Human milk also has significant advantages on behavioral aspects of infants with several large studies in children who had been breast fed showed a small but statistically significant advantage over those who had been artificially fed in scores attained on a variety of cognitive tests.

Many studies have also found that breast-milk largely protects against acute infectious illnesses, gastrointestinal and respiratory diseases, diabetes, cancers and allergies.

The advantages do not just befall infants in breast-feeding. Health outcomes differ substantially for mothers as well as infants who formula feed compared with those who breastfeed, even in developed countries. A recent meta-analysis by the Agency for Healthcare Research and Quality reviewed this evidence in detail. For mothers, failure to breastfeed is associated with an increased incidence of pre-menopausal breast cancer, ovarian cancer, retained gestational weight gain, type 2 diabetes, and the metabolic syndrome.

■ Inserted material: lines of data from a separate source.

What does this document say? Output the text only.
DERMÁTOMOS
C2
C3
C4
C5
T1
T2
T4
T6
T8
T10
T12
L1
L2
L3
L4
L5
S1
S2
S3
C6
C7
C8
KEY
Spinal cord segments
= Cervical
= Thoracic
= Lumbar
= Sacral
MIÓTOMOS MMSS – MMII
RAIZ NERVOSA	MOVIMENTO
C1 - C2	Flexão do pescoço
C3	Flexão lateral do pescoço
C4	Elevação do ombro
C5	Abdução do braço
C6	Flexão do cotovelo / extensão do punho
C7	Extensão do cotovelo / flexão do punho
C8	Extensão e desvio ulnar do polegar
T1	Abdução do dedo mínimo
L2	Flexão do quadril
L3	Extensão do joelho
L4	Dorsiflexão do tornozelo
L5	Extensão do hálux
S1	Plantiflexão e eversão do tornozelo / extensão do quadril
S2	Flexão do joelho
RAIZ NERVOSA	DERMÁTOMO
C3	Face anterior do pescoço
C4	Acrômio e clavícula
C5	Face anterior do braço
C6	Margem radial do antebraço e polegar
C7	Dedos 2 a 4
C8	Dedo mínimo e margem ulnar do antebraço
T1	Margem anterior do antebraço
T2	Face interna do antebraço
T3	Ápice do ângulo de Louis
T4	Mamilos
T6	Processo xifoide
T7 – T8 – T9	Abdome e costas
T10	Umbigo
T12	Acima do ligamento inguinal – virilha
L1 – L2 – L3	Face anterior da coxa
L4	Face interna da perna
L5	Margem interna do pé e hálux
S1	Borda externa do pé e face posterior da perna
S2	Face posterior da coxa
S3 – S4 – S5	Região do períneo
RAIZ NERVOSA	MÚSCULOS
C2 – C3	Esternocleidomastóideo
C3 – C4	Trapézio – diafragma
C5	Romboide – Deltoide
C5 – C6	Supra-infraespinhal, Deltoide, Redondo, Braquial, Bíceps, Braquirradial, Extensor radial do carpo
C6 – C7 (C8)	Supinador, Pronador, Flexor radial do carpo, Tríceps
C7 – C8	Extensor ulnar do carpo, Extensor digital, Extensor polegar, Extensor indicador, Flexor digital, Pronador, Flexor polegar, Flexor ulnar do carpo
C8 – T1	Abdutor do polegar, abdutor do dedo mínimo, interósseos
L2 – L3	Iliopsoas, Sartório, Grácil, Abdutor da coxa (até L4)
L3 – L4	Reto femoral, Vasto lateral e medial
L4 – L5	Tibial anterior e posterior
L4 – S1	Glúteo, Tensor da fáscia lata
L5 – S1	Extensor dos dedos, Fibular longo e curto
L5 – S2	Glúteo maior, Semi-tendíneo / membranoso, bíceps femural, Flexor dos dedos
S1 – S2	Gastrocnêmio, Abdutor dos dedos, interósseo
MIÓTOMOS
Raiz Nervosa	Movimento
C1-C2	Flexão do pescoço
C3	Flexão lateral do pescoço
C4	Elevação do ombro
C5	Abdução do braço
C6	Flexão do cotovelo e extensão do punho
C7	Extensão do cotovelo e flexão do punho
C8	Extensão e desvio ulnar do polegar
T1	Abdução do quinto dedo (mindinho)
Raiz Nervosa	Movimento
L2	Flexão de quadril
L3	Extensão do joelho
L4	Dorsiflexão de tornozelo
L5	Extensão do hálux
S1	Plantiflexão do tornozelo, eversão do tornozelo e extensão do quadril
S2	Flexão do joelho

These findings suggest that infant feeding is an important modifiable risk factor for disease for both mothers and infants. The American College of Obstetricians and Gynecologists (ACOG) therefore recommends at least 6 months of exclusive breastfeeding for all infants

There is absolutely no statistical or observational data on the rate and effect of breast-feeding in the Kurdistan Region. However, it is especially important to increase breast-feeding rates in developing countries where nutritional needs of infants may be harder to meet due to economic circumstances. Studies have shown that mothers who breast-feed are able to provide 69% of the infants’ protein requirements at birth, and up to 51% at three months of age. 123% of calorie requirements can be supplied at birth, and up to 55% at three months. Conversely, in terms of grams protein per 100 kcal, 56% of requirements can be met at birth, rising to 95% at three months—figures which reflect the decreasing protein requirement with age. Socioeconomic factors determine nutritional status in developing countries and it is the responsibility of governments to ensure the health and adequate nutrition of mothers and infants.